Uma bala arrancou o chapéu da cabeça do Ranger, mas o tiroteio esmorecia rapidamente. Sentia-se prestes a explodir o perigo que Pat Malloy mais receava… e que era uma luta entre os minei­ros e os brush-poppers. Uma voz rouca praguejou e um grito encheu a rua:

— Atirem nos brush-poppers! Mataram o Catlin! Fogo neles!…

Malloy encaminhou-se para a porta aberta do saloon de Pedro Lopez e olhou para dentro. Os brush-poppers estavam ali quase todos reunidos, falando em tumulto e carregando as armas. Bart French tinha sido encostado à parede e um homem dava-lhe a beber uns goles de whisky. Bart rouquejava ordens.

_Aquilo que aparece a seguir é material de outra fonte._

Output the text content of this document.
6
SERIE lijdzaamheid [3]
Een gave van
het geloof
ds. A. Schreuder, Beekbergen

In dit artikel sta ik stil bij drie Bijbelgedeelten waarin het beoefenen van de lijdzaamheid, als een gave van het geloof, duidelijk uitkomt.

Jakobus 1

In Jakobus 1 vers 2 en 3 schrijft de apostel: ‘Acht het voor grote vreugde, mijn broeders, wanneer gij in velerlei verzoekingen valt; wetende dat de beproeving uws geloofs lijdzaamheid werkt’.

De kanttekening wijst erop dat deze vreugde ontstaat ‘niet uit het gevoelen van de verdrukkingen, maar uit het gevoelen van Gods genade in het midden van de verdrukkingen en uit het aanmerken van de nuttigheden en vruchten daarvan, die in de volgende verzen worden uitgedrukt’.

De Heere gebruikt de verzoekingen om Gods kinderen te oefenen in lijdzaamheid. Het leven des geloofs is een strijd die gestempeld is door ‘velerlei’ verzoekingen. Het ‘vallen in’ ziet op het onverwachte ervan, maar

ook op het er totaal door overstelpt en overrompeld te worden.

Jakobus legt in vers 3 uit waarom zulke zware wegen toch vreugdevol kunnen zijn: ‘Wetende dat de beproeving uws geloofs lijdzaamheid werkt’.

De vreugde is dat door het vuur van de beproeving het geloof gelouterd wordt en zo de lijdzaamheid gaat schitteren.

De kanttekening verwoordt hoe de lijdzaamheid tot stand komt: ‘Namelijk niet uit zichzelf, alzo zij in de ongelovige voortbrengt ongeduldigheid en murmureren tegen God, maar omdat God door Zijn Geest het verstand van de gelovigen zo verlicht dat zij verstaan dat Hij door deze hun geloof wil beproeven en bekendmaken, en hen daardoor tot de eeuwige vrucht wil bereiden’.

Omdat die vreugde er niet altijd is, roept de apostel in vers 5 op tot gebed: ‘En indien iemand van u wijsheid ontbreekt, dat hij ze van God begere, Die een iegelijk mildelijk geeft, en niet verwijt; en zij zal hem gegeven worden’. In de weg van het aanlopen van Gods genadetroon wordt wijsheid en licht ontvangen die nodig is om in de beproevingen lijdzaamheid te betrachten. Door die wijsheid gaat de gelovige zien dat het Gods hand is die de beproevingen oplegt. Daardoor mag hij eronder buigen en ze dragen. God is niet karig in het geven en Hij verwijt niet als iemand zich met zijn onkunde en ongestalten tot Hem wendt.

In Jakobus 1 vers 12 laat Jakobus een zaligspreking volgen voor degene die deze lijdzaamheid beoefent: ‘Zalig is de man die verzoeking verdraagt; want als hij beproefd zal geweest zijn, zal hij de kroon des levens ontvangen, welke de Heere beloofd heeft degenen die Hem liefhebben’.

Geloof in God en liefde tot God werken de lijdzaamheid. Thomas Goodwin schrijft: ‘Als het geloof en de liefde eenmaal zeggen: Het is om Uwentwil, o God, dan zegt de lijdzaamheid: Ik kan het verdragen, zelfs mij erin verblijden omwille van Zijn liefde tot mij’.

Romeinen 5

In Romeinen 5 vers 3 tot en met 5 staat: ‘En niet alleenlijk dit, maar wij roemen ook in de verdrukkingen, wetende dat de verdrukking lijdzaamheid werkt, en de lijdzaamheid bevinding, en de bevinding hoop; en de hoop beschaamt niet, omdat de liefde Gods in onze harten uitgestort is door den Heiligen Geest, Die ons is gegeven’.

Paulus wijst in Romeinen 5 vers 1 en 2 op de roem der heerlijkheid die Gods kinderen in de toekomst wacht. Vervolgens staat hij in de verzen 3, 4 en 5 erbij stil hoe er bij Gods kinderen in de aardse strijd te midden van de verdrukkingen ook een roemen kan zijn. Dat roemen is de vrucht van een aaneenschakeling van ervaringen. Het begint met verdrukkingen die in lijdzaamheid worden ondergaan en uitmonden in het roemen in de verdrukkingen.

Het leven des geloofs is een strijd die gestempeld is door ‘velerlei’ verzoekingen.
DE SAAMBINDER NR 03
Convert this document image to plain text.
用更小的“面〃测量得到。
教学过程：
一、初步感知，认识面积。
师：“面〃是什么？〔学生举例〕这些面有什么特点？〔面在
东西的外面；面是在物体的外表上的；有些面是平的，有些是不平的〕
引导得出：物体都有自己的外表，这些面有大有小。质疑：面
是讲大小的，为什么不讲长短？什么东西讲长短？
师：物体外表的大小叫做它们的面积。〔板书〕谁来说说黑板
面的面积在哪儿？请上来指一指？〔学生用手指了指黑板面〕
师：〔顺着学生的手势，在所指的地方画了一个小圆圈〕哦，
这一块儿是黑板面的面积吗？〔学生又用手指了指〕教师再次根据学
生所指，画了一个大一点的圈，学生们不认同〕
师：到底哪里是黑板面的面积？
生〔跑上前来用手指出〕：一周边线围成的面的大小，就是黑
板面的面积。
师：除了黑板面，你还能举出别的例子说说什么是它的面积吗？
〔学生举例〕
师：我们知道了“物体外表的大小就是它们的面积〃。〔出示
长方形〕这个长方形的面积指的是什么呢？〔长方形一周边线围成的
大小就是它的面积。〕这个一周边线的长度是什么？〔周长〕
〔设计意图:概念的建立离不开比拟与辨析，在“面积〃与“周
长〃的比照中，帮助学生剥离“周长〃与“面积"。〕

De repente, estalou uma detonação e Malloy sentiu uma pancada no braço esquerdo. Voltando-se no mesmo instante, disparou sobre um homem que tentava esconder-se com o ângulo do barracão. Os mineiros, do outro lado da rua, tinham-se jun­tado em grande número à porta do armazém. Um deles gritou:

— Aí vamos, Ranger!

— Fiquem onde estão, rapazes! Vigiem Catlin! Ele está vivo?

— O médico diz que sim!

— Deixem o resto comigo!

Pat tinha falado sem se voltar, mantendo sob a ameaça das armas os homens que estavam dentro do saloon. Começava a sentir o sangue escorrer-lhe sob a manga, ao longo do braço esquerdo, mas a mão que segurava o colt não tremia. E foi em voz tranquila que ordenou:

— Saiam daqui, todos vocês! Bart French fica! Eu vi-o disparar sobre Ed Catlin! Comecem a sair já… ou eu começo a disparar!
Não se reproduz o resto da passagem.